Après les quarts de finale, vous voilà en demi-finale ! Commencez-vous à ressentir une certaine pression ?
Jordan/ Créatine Price : Non, je n’ai pas vraiment de pression (rires). Je suis heureux d’être là, je suis juste là pour les vibes donc voilà, quand Karine Lemarchand a dit : ‘Créatine Price", j’ai dit : ‘Oh merde !’ (rires). Parce que j’avais l’impression que je n’allais pas aller aussi loin, donc je ne sais pas, j’ai commencé à me dire qu’est-ce que je vais chanter ? Est-ce que j’ai une idée d’un numéro qui est vraiment puissant, qui va me permettre d’aller jusqu’en finale ? Et là, je me dis si ça se passe bien, ça veut dire que je pourrai aller en finale ? Je ressens plus de l’excitation que de la pression.
Suite à votre anecdote sur la création de votre costume, comment allez-vous vous en sortir pour la suite ?
Maintenant, j’ai un créateur qui est à New York. Il s’appelle Luis et je l’ai trouvé par hasard (rires). Un de mes amis m’a dit : ‘Il y a un autre créateur qui fait beaucoup de costumes pour les drag queens ici à New York, qui s’appelle Nicolas’. Et quand je lui ai demandé, il m’a dit qu’il n’avait pas le temps mais qu’il avait un ami qui fait vraiment fait des robes spectaculaires. J’ai dit OK (rires). Il est Colombien, et il est vraiment incroyable ! Il fait des robes très belles et c’est justement lui qui s’est occupé de ma robe pour la demi-finale.
Comment vous sentez-vous quand vous êtes Créatine Price et non Jordan ?
Je me sens plus que moi. Je me sens comme une vraie diva. Quand j’ai terminé mon maquillage, et que je me regarde dans le miroir, je me dis : ‘OK, elle est arrivée. Elle est là’. C’est quelque chose qui me fait vraiment vivre sur scène, j’ai l’impression d’être une autre personne. Quand je suis sur scène, je ne suis plus Jordan, ce n’est pas moi mais Créatine Price. Ce sont deux choses dissociées.
Aimeriez-vous faire passer un message aux téléspectateurs ?
Je voulais dire ce que j’ai dit sur scène. J’ai dit que les drag queens sont des humains aussi. Nous avons des émotions, on a des sentiments juste comme les autres. En cherchant à être un artiste, on demande du respect, on demande juste d’être acceptées comme nous sommes. Il faut que le monde apprenne que les drag queens sont des humaines aussi. Quand je vois des commentaires, sur Instagram, qui sont négatifs, et qui vont parfois même jusqu’à la haine, je me demande pourquoi ? Pourquoi la personne a écrit ça ? Tu prends autant de temps dans ta journée si limitée ici sur Terre pour faire ça, pourquoi ?
Comment vivez-vous le fait d’être aux portes de la finale ?

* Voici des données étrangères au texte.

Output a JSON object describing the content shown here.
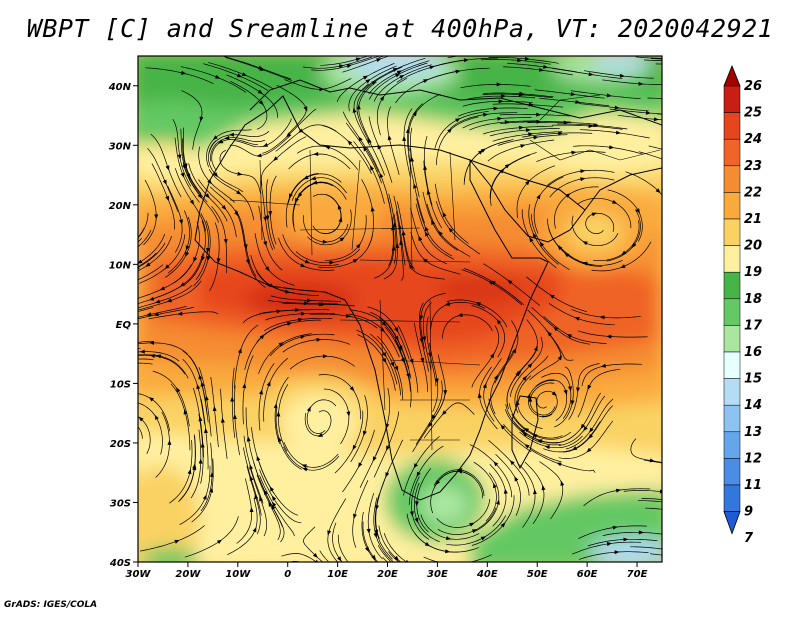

J’ai l’impression que si ça termine ici, ça roule pour moi, c’est ok. Parce que j’ai vraiment l’impression que j’ai fait quelque chose de nouveau, que j’ai essayé de faire de mon mieux, vous comprenez ? Donc, dans mon coeur je n’ai aucun doute sur le fait que j’ai déjà gagner en allant aussi loin. Pour moi, juste d’être arrivé jusqu’ici est un succès, un accomplissement. Si je ne gagne pas, ça ne me touche pas car le fait d’être inclus, d’être sur scène, était déjà énorme pour moi.
Comment avez-vous vécu la rencontre avec Marianne James que vous ne connaissez que numériquement ?
Elle m’a dit que c’était incroyable que je sois là, elle était très émue. Elle a complètement adoré ce que j’ai fait et moi je l’ai adorée. On a discuté un peu et je suis complètement fan de Marianne James dans tous les sens du terme, parce que comme elle dit toujours : "Vous êtes formidable". Et c’est elle qui est formidable ! C’est vraiment une femme qui m’inspire, une artiste qui m’inspire beaucoup. Elle me touche vraiment.